We invented the wheel much earlier than previously believed

For a long time it was thought that the wheel was an invention originating in Mesopotamia around 4500 BC as a lathe wheel used by potters, but it was soon used for the construction of chariots as a means of transportation. However, in recent decades the general consensus was that its origin occurred, simultaneously, in different places. But the date was “immovable.” Until now.

A collection of drilled pebbles from an archaeological site in Israel turns out to be spindle spirals, representing a key milestone in the development of rotation tools, including the wheel. That is the conclusion of a study published in Plos One and led by Talia Yashuv and Leore Grosman of the Hebrew University of Jerusalem, Israel.

Donut-shaped objects connected to a bar, forming a wheel and axle, are a key technological development and are commonly associated with Bronze Age chariots. Spindle spirals, round and heavy objects what iston Attached to a spindle lever, they form a device similar to the wheel and axle to help the spindle rotate moretoMrtoI ask ymtos time, allowing it to collect wool fibers and spin them into yarn.

The stones studied by Yashuv’s team in the new paper, recovered from the Nahal-Ein Gev II excavation site in northern Israel, were They date back approximately 12,000 years, during the major transition to an agricultural lifestyle and the Neolithic period, long before the chariot wheels of the Bronze Age.

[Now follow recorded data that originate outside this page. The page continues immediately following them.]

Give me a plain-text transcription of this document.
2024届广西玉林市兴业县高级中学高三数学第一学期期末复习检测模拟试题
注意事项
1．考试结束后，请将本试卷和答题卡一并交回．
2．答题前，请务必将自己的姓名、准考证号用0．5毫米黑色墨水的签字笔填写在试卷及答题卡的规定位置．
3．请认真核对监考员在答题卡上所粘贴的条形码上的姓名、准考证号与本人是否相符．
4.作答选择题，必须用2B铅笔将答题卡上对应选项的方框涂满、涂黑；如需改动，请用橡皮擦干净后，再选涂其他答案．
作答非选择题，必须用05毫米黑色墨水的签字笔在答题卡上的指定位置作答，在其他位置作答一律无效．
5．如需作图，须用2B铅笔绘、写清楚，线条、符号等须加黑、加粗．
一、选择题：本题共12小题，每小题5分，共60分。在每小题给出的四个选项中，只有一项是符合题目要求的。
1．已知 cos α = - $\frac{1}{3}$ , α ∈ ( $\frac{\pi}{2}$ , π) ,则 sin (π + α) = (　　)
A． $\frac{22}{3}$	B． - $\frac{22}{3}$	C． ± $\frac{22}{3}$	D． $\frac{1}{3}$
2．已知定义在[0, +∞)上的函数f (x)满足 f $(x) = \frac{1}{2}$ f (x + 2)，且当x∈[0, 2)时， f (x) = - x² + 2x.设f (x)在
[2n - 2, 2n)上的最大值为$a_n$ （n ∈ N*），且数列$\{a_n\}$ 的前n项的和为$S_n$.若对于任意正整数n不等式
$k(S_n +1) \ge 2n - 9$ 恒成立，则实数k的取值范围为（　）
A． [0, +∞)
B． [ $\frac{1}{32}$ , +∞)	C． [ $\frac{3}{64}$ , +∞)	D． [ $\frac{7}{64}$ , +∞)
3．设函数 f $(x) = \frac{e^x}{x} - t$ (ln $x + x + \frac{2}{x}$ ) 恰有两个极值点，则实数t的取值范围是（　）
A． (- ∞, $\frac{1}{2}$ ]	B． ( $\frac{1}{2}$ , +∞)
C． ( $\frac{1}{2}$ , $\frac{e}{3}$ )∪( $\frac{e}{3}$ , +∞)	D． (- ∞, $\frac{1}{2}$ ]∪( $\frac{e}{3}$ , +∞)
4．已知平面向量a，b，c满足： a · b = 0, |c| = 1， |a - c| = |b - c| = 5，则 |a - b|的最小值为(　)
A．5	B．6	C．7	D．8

Introducing an innovative method for studying drilled objects, based on 3-D digital models of the stones and their negative holes, Yashuv’s team describes more than a hundred pebbles, mostly sandstone, that They have a circular shape perforated by a central hole. Due to this structure and composition, the study concludes that the stones were probably used as spindle spirals, a hypothesis also supported by tests carried out with these stones and which allowed flax strands to be successfully spun.

This collection of spindle spirals would represent a very early example of humans using rotation with a wheel-shaped tool and could have paved the way for later rotation technologies, such as the potter’s wheel and the chariot wheel, which were vital to the development of early civilizations.

“The most important aspect of the study – concludes Yashuv – is how modern technology allows us to delve deeper into touching the footprints of the prehistoric craftsmanlearn something new about them and their innovation, and at the same time, about our modern technology and how we are linked.”